The Equal Pay for Equal Work Act also builds on the federal Equal Pay Act’s prohibition of unequal pay for employees of the opposite sex performing the same work. The Colorado statute contemplates analyzing pay disparities through comparisons of employees who (a) do substantially similar work, regardless of title; (b) have the same composite of skill; and (c) perform under the same work condition (i.e., pay variances for differences in work conditions, such as shift differentials, may be considered). 

In contrast to its federal counterpart, the Colorado Equal Pay for Equal Work Act provides fewer bases on which an employer can defend against equal pay claims, providing only the following potential defenses:

  • A seniority or merit system.
  • Quality of production.
  • Geographic location.
  • Educational training and experience.
  • Amount of travel required.

Notably absent from this list is the federal Equal Pay Act’s catch-all defense based on any “factor other than sex.” The absence of this defense will likely make defending against equal pay claims much more difficult in Colorado.

Under the Equal Pay for Equal Work Act, employees who believe that they are being paid less due to their gender have up to two years to file a lawsuit. Employers that are found liable for violating this Act must pay the employee the amount that they would have made the previous three years if they had not been discriminated against, plus liquidated damages in an amount equal to the unpaid wages, along with the employee’s reasonable attorneys’ fees and costs.

The new law does, however, provide some relief for employers. Following the lead of a handful of other states, Colorado’s Equal Pay for Equal Work Act allows an employer to limit its exposure to damages by conducting workforce pay audits. Evidence of such an audit may be used to support a “good faith” defense to a claim under the new statute. In planning pay equity audits, employers should consult labor and employment counsel to have their audits protected by the attorney-client communication privilege.

The Act also establishes separate rights and remedies for employees aggrieved by an employer’s concealment of job advancement opportunities and position compensation information. The Act affirmatively requires employers to do the following:

  • Announce, post or make known all opportunities for promotion to all employees in advance of making a promotional decision.
  • Disclose the position hourly or salary compensation, or range thereof, along with a general description of the benefits and other compensation offered to the applicant.

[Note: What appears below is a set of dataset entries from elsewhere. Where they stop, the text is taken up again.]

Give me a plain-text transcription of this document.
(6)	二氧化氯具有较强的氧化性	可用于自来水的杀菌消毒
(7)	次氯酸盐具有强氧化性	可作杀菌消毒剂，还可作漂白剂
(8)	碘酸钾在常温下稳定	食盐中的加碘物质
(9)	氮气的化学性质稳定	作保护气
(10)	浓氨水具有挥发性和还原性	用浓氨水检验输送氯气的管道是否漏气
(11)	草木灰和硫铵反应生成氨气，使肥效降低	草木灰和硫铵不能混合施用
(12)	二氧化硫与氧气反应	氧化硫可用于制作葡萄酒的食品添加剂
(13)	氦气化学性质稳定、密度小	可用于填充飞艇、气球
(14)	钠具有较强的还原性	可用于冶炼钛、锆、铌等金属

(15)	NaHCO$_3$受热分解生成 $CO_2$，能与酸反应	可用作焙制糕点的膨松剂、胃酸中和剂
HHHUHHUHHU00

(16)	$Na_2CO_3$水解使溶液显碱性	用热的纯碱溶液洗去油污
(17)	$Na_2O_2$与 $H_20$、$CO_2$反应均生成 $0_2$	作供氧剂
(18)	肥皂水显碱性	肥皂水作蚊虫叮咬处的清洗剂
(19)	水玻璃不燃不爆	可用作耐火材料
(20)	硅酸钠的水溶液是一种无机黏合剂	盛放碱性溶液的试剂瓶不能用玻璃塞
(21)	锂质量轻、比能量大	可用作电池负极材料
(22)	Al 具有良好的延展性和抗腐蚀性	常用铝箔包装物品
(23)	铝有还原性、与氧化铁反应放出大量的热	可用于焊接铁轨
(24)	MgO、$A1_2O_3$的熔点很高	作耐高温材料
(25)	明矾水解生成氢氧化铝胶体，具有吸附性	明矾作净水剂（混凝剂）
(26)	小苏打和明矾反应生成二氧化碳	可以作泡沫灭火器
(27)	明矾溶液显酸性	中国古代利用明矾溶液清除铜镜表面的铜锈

Employees claiming violations of an employer’s obligations concerning pay and job opportunity transparency must exhaust administrative remedies prior to seeking relief in court.

Armstrong Teasdale’s Employment and Labor practice, which routinely guides employers in their efforts to comply with the rapidly changing landscape of pay equity and salary history laws, closely monitors the developments in this area of the law, such as Kansas City, Missouri’s recent ordinance prohibiting employers from asking applicants or current employees to disclose pay history information. We will issue additional alerts as the pay-related obligations of employers continue to evolve.